Saturday was my last day in Paris/Europe before my flight home, and I was determined to make the most of it.
I greedily craved a follow up meal out after being so impressed with my transcendent visit to Le Reminet. I had targeted a similarly lauded establishment, Les Fines Gueules (translated as ‘The Gourmets’) which was particularly praised for the impeccable sourcing pedigree of its ingredients: the city’s finest seafood suppliers, vegetable vendors, butter artisans (yes, really), oyster peddlers, and salt purveyors were all counted among the establishments suppliers. I had stopped in the day before and was told I would not, as just a party of one, need a reservation, but I hoped to make it there by about 1:45, still a respectable hour at which to take “le dejuner” (lunch, a very important meal for the French; often the biggest and most involved, as reflected in their name for breakfast, “le petit dejuner”, literally translated as the small lunch, and usually consisting of some teensy bread product and perhaps coffee, so as to leave room later for the REAL ‘dejuner’.)
It was a hot and steamy day and after being out til the wee hours the previous night, I was late in rising and departing. I wanted very much to see at least one real Parisian market, and had earlier in the week plotted a visit to one about ten blocks away. By the time I arrived, some of the sellers were beginning to pack up, but it was still an amazing sight – blocks and blocks of a double row of vendors selling edibles, bloomables, wearables, and play-with-ables. According to the market-specific guidebook lent to me by a Francophile friend, this ‘marche’ was geared toward the wealthy clientele surrounding it, with goods of assured high quality on offer. All the usual suspects were present: huge arrays of ocean-dwelling edibles, arranged on ice that melted nonstop in the Labor Day weekend heat and already, with the sun blazing at its apex, redolent of the nostril-flinching gutter aromas of an urban Chinatown. Cheeses, bravely displayed in little glass cases; tempting-looking charcuterie, which I was happily discouraged from indulging in after watching a number of fat happy flies trotting on the surfaces of the cured piggy meats; scads of flowers, looking much less wilted than many of the remaining patrons and early-rising vendors; the largest olive selection I have ever witnessed – at least 40 kinds; a rotisserie vendor, with delicious-smelling chickens of various sizes displayed next to peeled, roasted rabbits, still easily recognizable and very rodent-like without their silky fur. Having seen these spits all over town with various critters skewered and slowly roasting on them, I was curious to try one. I selected a teensy bird and some roasted potatoes to take with me (hoping I would have enough tummy room to finish both the bird and my leftover macarons and assorted fridge stock later in the evening).
I zoomed off at high speed toward my lunch destination, arriving, hot and out of breath, just around 2. The woman I’d spoken to the day before gestured me to a small high-top with a lovely window view, though to take it in I’d have to sit in the path of the scorching sun glaring in through the window (or sit in the shadow of a pillar with my back to the room).
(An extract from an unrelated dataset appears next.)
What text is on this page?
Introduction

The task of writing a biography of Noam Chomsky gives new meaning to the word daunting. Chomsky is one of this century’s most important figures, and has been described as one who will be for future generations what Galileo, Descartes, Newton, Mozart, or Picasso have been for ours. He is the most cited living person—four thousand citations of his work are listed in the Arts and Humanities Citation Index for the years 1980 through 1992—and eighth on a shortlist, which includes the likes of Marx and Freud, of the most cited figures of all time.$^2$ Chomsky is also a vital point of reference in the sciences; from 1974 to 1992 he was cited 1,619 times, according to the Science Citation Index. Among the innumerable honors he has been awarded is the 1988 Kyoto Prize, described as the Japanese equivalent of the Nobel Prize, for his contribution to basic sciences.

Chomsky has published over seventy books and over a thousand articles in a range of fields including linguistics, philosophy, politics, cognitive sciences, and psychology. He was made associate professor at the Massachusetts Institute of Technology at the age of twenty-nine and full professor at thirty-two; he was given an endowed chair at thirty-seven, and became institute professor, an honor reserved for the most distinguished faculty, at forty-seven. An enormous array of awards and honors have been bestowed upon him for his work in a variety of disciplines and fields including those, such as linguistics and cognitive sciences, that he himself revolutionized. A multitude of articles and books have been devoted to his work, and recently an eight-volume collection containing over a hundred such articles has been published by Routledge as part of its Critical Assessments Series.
No matter – I kept my sunglasses on and mopped my brow periodically with my napkin. To my dismay, I quickly realized the impossibly closely-written chalkboard offered just a few items I could decipher – rather unusual, but being one of those fancy, high end places (you know they type, where the menu reads: “ragout of field-raised lamb in a frame of pureed heirloom lima beans with wild ramp foam”) I thought perhaps the words being used were beyond the bounds of my modest restaurant vocabulary.
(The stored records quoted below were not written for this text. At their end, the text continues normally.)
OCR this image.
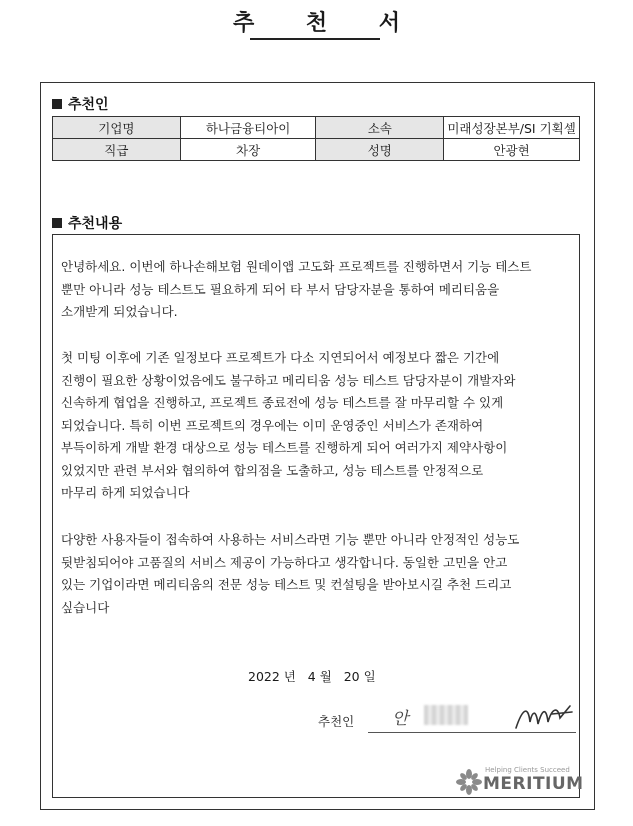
추 천 서
추천인
기업명	하나금융티아이	소속	미래성장본부/SI 기획셀
직급	차장	성명	안광현
추천내용

안녕하세요. 이번에 하나손해보험 원데이앱 고도화 프로젝트를 진행하면서 기능 테스트
뿐만 아니라 성능 테스트도 필요하게 되어 타 부서 담당자분을 통하여 메리티움을
소개받게 되었습니다.

첫 미팅 이후에 기존 일정보다 프로젝트가 다소 지연되어서 예정보다 짧은 기간에
진행이 필요한 상황이었음에도 불구하고 메리티움 성능 테스트 담당자분이 개발자와
신속하게 협업을 진행하고, 프로젝트 종료전에 성능 테스트를 잘 마무리할 수 있게
되었습니다. 특히 이번 프로젝트의 경우에는 이미 운영중인 서비스가 존재하여
부득이하게 개발 환경 대상으로 성능 테스트를 진행하게 되어 여러가지 제약사항이
있었지만 관련 부서와 협의하여 합의점을 도출하고, 성능 테스트를 안정적으로
마무리 하게 되었습니다

다양한 사용자들이 접속하여 사용하는 서비스라면 기능 뿐만 아니라 안정적인 성능도
뒷받침되어야 고품질의 서비스 제공이 가능하다고 생각합니다. 동일한 고민을 안고
있는 기업이라면 메리티움의 전문 성능 테스트 및 컨설팅을 받아보시길 추천 드리고
싶습니다

2022 년   4 월   20 일
추천인 안
Helping Clients Succeed
MERITIUM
The woman who’d helped me the day prior and seated me didn’t seem to speak English, or perhaps she didn’t wish to, though she was very pleasant towards me, so I decided I’d just pick as best I could – surely everything would be excellent. I’d read about their burrata and mozzarella di bufala appetizer, and I was able to make out the word ‘tartate’ on a separate menu item as well, but since I saw no adjoining mention of beef, I thought perhaps it was some sort of other kind of tartare – perhaps a raw concoction of veggies or seafood or something. I was willing to be surprised. I managed to express my desire that she select an appropriate wine to accompany the food I’d chosen (my miming skills, coupled with a well-placed French word or two excavated from my memory recesses were by this point in the trip able to convey some surprisingly advanced concepts) and received a tasty chilled rose for my troubles. The restaurant is also noted for their extensive selection of ‘bio’ wines, which typically means organic, but in this instance may have referred to natural fermentation or being sulfate free or something. THAT is a concept that would have been beyond my miming skills to ascertain.
The burrata and bufala came, drizzled with olive oil and roughly chopped marcona almonds, with a MOUNTAIN of shaved Serrano ham on top of -and nearly obscuring- both cheeses, which I was not at all expecting.
This dish alone, I realized with a sinking feeling, would have been quite sufficient. And it was – just cheese and meat. While both creamy and delicious, it seemed a bit odd to just sit there, eating my way through two cakes of cool, solid rounds of cheese, each about the size of my hand, as if they were pieces of cake. I balanced as much as I could with nibbles of the bread that had been brought for the table, and made sure I left plenty on the plate (though I was already feeling quite stuffed) to leave room for my Mystery Tartare.
And when it arrived, despite no mention on the chalkboard of anything resembling ‘boeuf’ next to the ‘tartare’, it was indeed a cake of raw beef chunks.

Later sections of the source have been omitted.